2010-06-20

How does a dollar rally appear to the world?

One reason I believe the U.S. dollar rally could be epic is due to the international impact of a massive deflation. Changes in currency value drive investment because, ceteris paribus, it increases the value of everything in the country. During a currency appreciation, a hefty slice of the return for a foreign investor can be due to a change in currency valuation. This creates a feedback loop that leads to rising asset prices and rising currency as more money flows into a country, and it reverses very rapidly on the way out. Think Asian Crisis in 1997.

Speaking of the Asian Crisis, at that time there was a big U.S. dollar rally and that helped fuel the technology bubble. Here's Alan Greenspan on January 3, 1998:
Nonetheless, a drop in the prices of existing assets can feed back onto real economic activity, not only by changing incentives to consume and invest, but also by impairing the health of financial intermediaries--as we experienced in the early 1990s and many Asian countries are learning now. But historically, it has been very rapid asset price declines--in equity and real estate, especially--that have held the potential to be a virulently negative force in the economy. I emphasize rapid declines because, in most circumstances, slowly deflating asset prices probably can be absorbed without the marked economic disruptions that frequently accompany sharp corrections. The severe economic contraction of the early 1930s, and the associated persistent declines in product prices, could probably not have occurred apart from the steep asset price deflation that started in 1929.
In 1998 and into 2003, Greenspan was worried about deflation because he just witnessed it in Asia and saw an ever increasing U.S. dollar. While the deflation argument one hears from the bears is based in macro and microeconomics, in the late 1990s it was capital flows that were driving the discussion.

Bringing it back to today, look at the 6-month chart of the SPDR S&P 500 (SPY). It's basically flat for 2010.

Now look at how the SPY appears to a European investor whose home currency is the euro (using CurrencyShares Euro (FXE) for comparison:
The chart uses a price ratio and the price of SPY is currently 90% of FXE (as of June 18, FXE was $123.36 and SPY was $111.73). This is also the euro value of SPY, if one converts $111.73 into euros, it would be $90.19 at the current rate of 1.2388. Assuming the euro went to parity, SPY could still be worth $90.19 to a European if it fell to $90.19, a drop of 19% from these levels. Any smaller decline would appear as a gain to a European and may lead to increased purchasing of U.S. assets, thus leading to further U.S. asset relative outperformance. Also, consider U.S. Treasuries, which will go up in nominal U.S. dollar terms during a deflation. From about April 24 until iShares Barclays 20+ Year Treasury (TLT) peaked on June 7, an investor keeping score in euros would have seen this ETF rise 24%.

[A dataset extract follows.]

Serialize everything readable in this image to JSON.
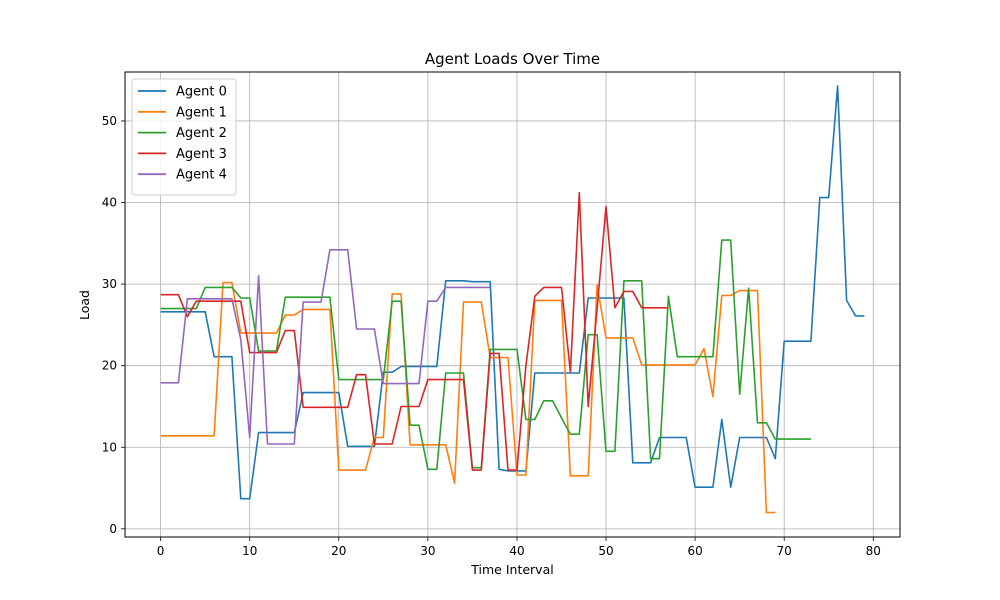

Therefore, it is very likely that another major bout of deflation will again result in a move into U.S. dollars, not just by euro holders, but by anyone holding currency that is rapidly depreciating versus the U.S. dollar. This isn't meant to be an argument for deflation, that will come about for other reasons. But for inflationists who cannot imagine how the U.S. dollar could rally or become a "safe haven" asset again, this shows that the reversal of capital flows alone can deliver a sustained U.S. dollar rally.